Isabelle Huppert and John Waters at the Film Society. Photo courtesy of Julie Cunnah. 

“Another feel bad French movie, my favorite genre,” joked Waters as he accompanied Huppert on stage following a screening of Catherine Breillat’s latest film, Abuse of Weakness. The Pope of Trash and the acclaimed French actress [whom he states is his favorite] joined in conversation at the Film Society of Lincoln Center to discuss her performance in the film, potential filmmakers she would work with, celebritism in France, and much more. The two poured out loving references to many movies as Waters questioned her about filmmakers from the past and present, from Alfred Hitchcock to Gaspar NoĂ©, she has acted for or would like to. “So Michael Haneke… he’s a real laugh riot, right?” asked Waters. “Of course he is, just not in his films,” replied Huppert.

[Related: John Waters Looks Back and Forward Prior to His Film Society Retrospective]

“I get along with whoever has a vision. I’m only an instrument,” Huppert said, regarding her experiences working with an incredible range of filmmakers throughout her career. “You have two different jobs in life. You have the job of an actor and you have the job of the spectator. These are two completely different jobs. What you feel as a viewer is not the same as what you feel as an actor. They’re different jobs, and you don’t want to confuse them. As an actress, I’m not the viewer. I do my job. Of course, as a viewer, I get hooked by a scene, I get moved, I get scared, all those things. As an actor, I don’t get any of those. I just ‘do’ things. It’s totally different.”

Abuse of Weakness finds Huppert in a fascinating role in regard to the relationship between actor and director. This semi-autobiographical film follows Huppert as Maud Schoenberg, a film director, as she recovers from a stroke and in the process becomes hypnotized by a well-known swindler in France. Hoping to have him star in her upcoming film, she voluntarily writes him check after check until she’s clean out. This premise comes from the personal experiences of Catherine Breillat, the film’s director, following her stroke in 2004.

John Waters and Isabelle Huppert at the Walter Reade Theater.
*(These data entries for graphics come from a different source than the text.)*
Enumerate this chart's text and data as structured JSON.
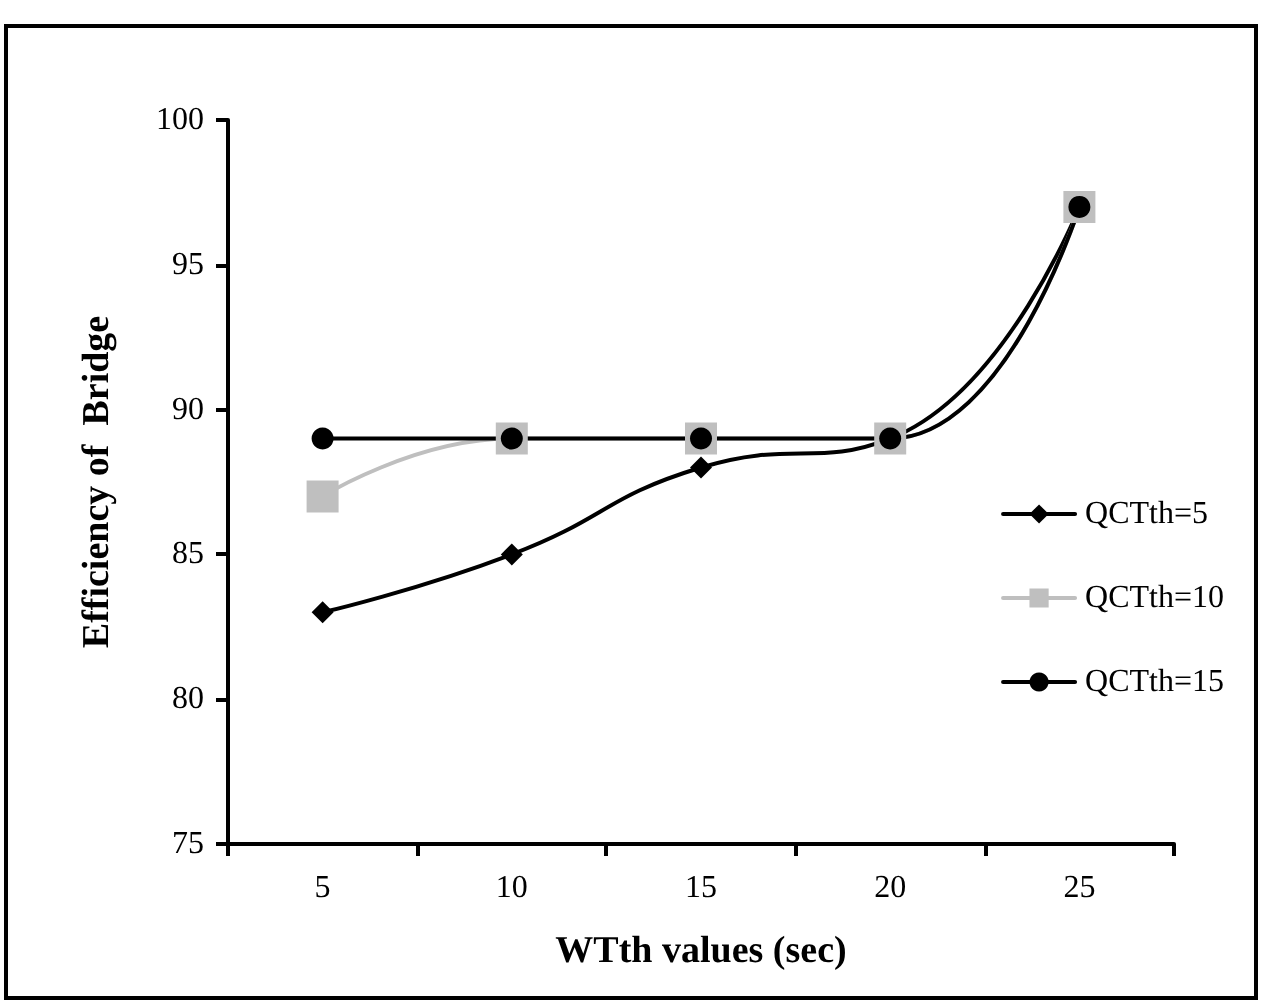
{
  "chart_data": {
    "type": "line",
    "xlabel": "WTth values (sec)",
    "ylabel": "Efficiency of  Bridge",
    "categories": [
      "5",
      "10",
      "15",
      "20",
      "25"
    ],
    "series": [
      {
        "name": "QCTth=5",
        "color": "#000000",
        "marker": "diamond",
        "values": [
          83,
          85,
          88,
          89,
          97
        ]
      },
      {
        "name": "QCTth=10",
        "color": "#bfbfbf",
        "marker": "square",
        "values": [
          87,
          89,
          89,
          89,
          97
        ]
      },
      {
        "name": "QCTth=15",
        "color": "#000000",
        "marker": "circle",
        "values": [
          89,
          89,
          89,
          89,
          97
        ]
      }
    ],
    "ylim": [
      75,
      100
    ],
    "yticks": [
      75,
      80,
      85,
      90,
      95,
      100
    ],
    "grid": false,
    "legend": "right",
    "line_style": "solid"
  }
}
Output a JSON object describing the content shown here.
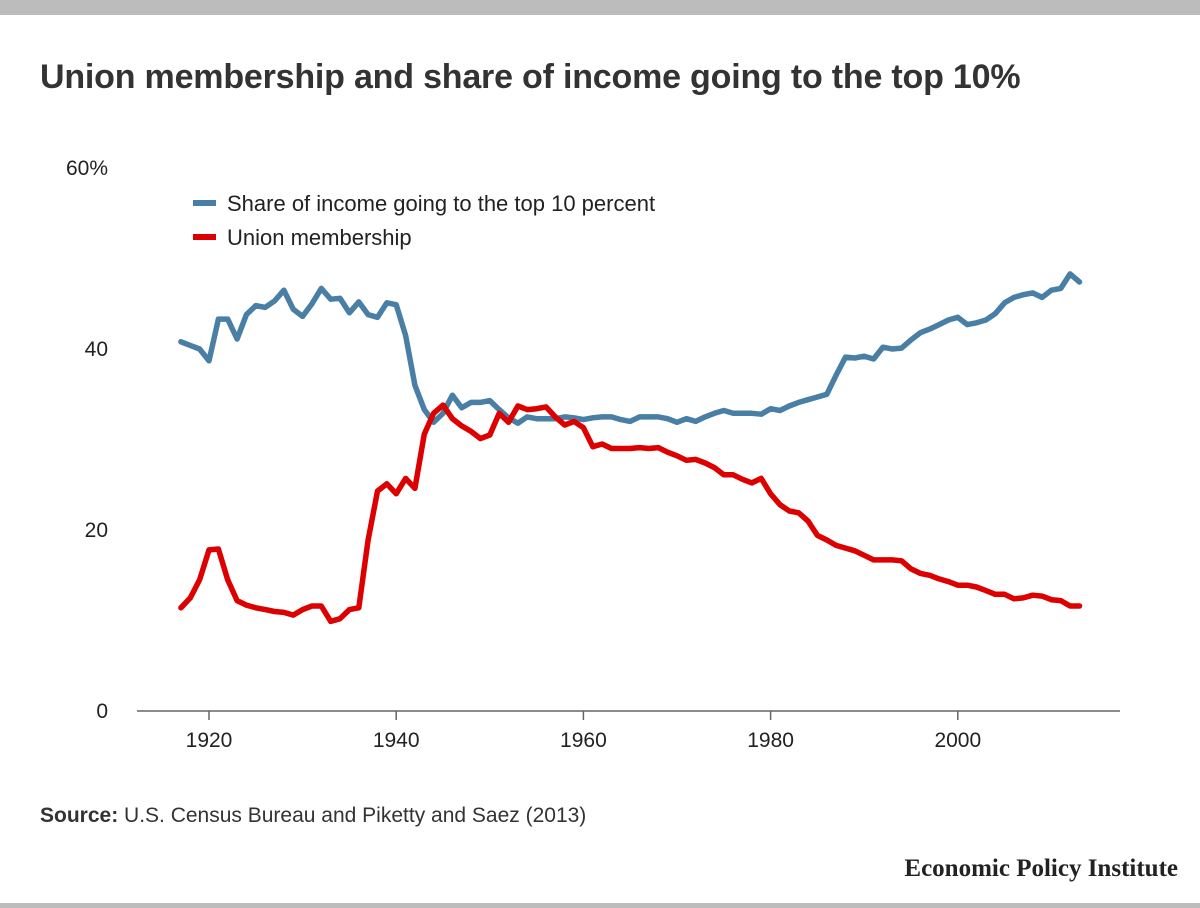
{
  "title": "Union membership and share of income going to the top 10%",
  "source_label": "Source:",
  "source_text": "U.S. Census Bureau and Piketty and Saez (2013)",
  "logo_text": "Economic Policy Institute",
  "chart_data": {
    "type": "line",
    "title": "Union membership and share of income going to the top 10%",
    "xlabel": "",
    "ylabel": "",
    "xlim": [
      1915,
      2015
    ],
    "ylim": [
      0,
      60
    ],
    "x_ticks": [
      1920,
      1940,
      1960,
      1980,
      2000
    ],
    "y_ticks": [
      0,
      20,
      40,
      60
    ],
    "y_tick_labels": [
      "0",
      "20",
      "40",
      "60%"
    ],
    "grid": false,
    "legend_position": "top-left",
    "x": [
      1917,
      1918,
      1919,
      1920,
      1921,
      1922,
      1923,
      1924,
      1925,
      1926,
      1927,
      1928,
      1929,
      1930,
      1931,
      1932,
      1933,
      1934,
      1935,
      1936,
      1937,
      1938,
      1939,
      1940,
      1941,
      1942,
      1943,
      1944,
      1945,
      1946,
      1947,
      1948,
      1949,
      1950,
      1951,
      1952,
      1953,
      1954,
      1955,
      1956,
      1957,
      1958,
      1959,
      1960,
      1961,
      1962,
      1963,
      1964,
      1965,
      1966,
      1967,
      1968,
      1969,
      1970,
      1971,
      1972,
      1973,
      1974,
      1975,
      1976,
      1977,
      1978,
      1979,
      1980,
      1981,
      1982,
      1983,
      1984,
      1985,
      1986,
      1987,
      1988,
      1989,
      1990,
      1991,
      1992,
      1993,
      1994,
      1995,
      1996,
      1997,
      1998,
      1999,
      2000,
      2001,
      2002,
      2003,
      2004,
      2005,
      2006,
      2007,
      2008,
      2009,
      2010,
      2011,
      2012,
      2013
    ],
    "series": [
      {
        "name": "Share of income going to the top 10 percent",
        "color": "#4a7fa5",
        "values": [
          40.8,
          40.4,
          40.0,
          38.7,
          43.3,
          43.3,
          41.1,
          43.8,
          44.8,
          44.6,
          45.3,
          46.5,
          44.4,
          43.6,
          45.0,
          46.7,
          45.5,
          45.6,
          44.0,
          45.2,
          43.8,
          43.5,
          45.1,
          44.9,
          41.5,
          36.0,
          33.3,
          31.9,
          32.9,
          34.9,
          33.5,
          34.1,
          34.1,
          34.3,
          33.3,
          32.4,
          31.8,
          32.5,
          32.3,
          32.3,
          32.3,
          32.5,
          32.4,
          32.2,
          32.4,
          32.5,
          32.5,
          32.2,
          32.0,
          32.5,
          32.5,
          32.5,
          32.3,
          31.9,
          32.3,
          32.0,
          32.5,
          32.9,
          33.2,
          32.9,
          32.9,
          32.9,
          32.8,
          33.4,
          33.2,
          33.7,
          34.1,
          34.4,
          34.7,
          35.0,
          37.1,
          39.1,
          39.0,
          39.2,
          38.9,
          40.2,
          40.0,
          40.1,
          41.0,
          41.8,
          42.2,
          42.7,
          43.2,
          43.5,
          42.7,
          42.9,
          43.2,
          43.9,
          45.1,
          45.7,
          46.0,
          46.2,
          45.7,
          46.5,
          46.7,
          48.3,
          47.4
        ]
      },
      {
        "name": "Union membership",
        "color": "#dd0000",
        "values": [
          11.4,
          12.5,
          14.5,
          17.8,
          17.9,
          14.5,
          12.2,
          11.7,
          11.4,
          11.2,
          11.0,
          10.9,
          10.6,
          11.2,
          11.6,
          11.6,
          9.9,
          10.2,
          11.2,
          11.4,
          18.9,
          24.3,
          25.1,
          24.0,
          25.7,
          24.6,
          30.6,
          32.9,
          33.8,
          32.3,
          31.5,
          30.9,
          30.1,
          30.5,
          32.9,
          31.9,
          33.7,
          33.3,
          33.4,
          33.6,
          32.5,
          31.6,
          32.0,
          31.3,
          29.2,
          29.5,
          29.0,
          29.0,
          29.0,
          29.1,
          29.0,
          29.1,
          28.6,
          28.2,
          27.7,
          27.8,
          27.4,
          26.9,
          26.1,
          26.1,
          25.6,
          25.2,
          25.7,
          24.0,
          22.8,
          22.1,
          21.9,
          21.0,
          19.4,
          18.9,
          18.3,
          18.0,
          17.7,
          17.2,
          16.7,
          16.7,
          16.7,
          16.6,
          15.7,
          15.2,
          15.0,
          14.6,
          14.3,
          13.9,
          13.9,
          13.7,
          13.3,
          12.9,
          12.9,
          12.4,
          12.5,
          12.8,
          12.7,
          12.3,
          12.2,
          11.6,
          11.6
        ]
      }
    ]
  }
}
Photo courtesy of Julie Cunnah.

Huppert discussed the process by which she and Breillat, (who’s more typically known for her sexually provocative female dramas such as Fat Girl, Anatomy of Hell, and Romance) separated the biographical aspects of the film and the fictional story she was starring in. Huppert even came across the con man himself, Christophe Rocancourt, outside of shooting the film by chance. In the film, Rocancourt is portrayed as the manipulative Vilko Piran by French rapper Kool Shen. “Who’s more handsome?” laughed Waters.

On paparazzi and celebrity culture, Huppert talks of the mask of normality that doesn't ensue with fans coming up to her when she goes out in France. “As actors we like to explore to this blurred border between normality and abnormality,” Huppert said. “Since you played so many characters that are extreme, do strangers confide in you, thinking you’ll understand? It happens to me all the time,” joked Waters in front of the packed auditorium.

After the conversation, Huppert stayed to introduce a screening of the Michael Haneke masterpiece The Piano Teacher, in which Huppert portrays a repressed piano instructor who embarks on a masochistic love affair with one of her pupils. For this role, Huppert took home Best Actress at the 2001 Cannes Film Festival.

Abuse of Weakness begins its one-week exclusive theatrical run on August 15 at the Film Society of Lincoln Center.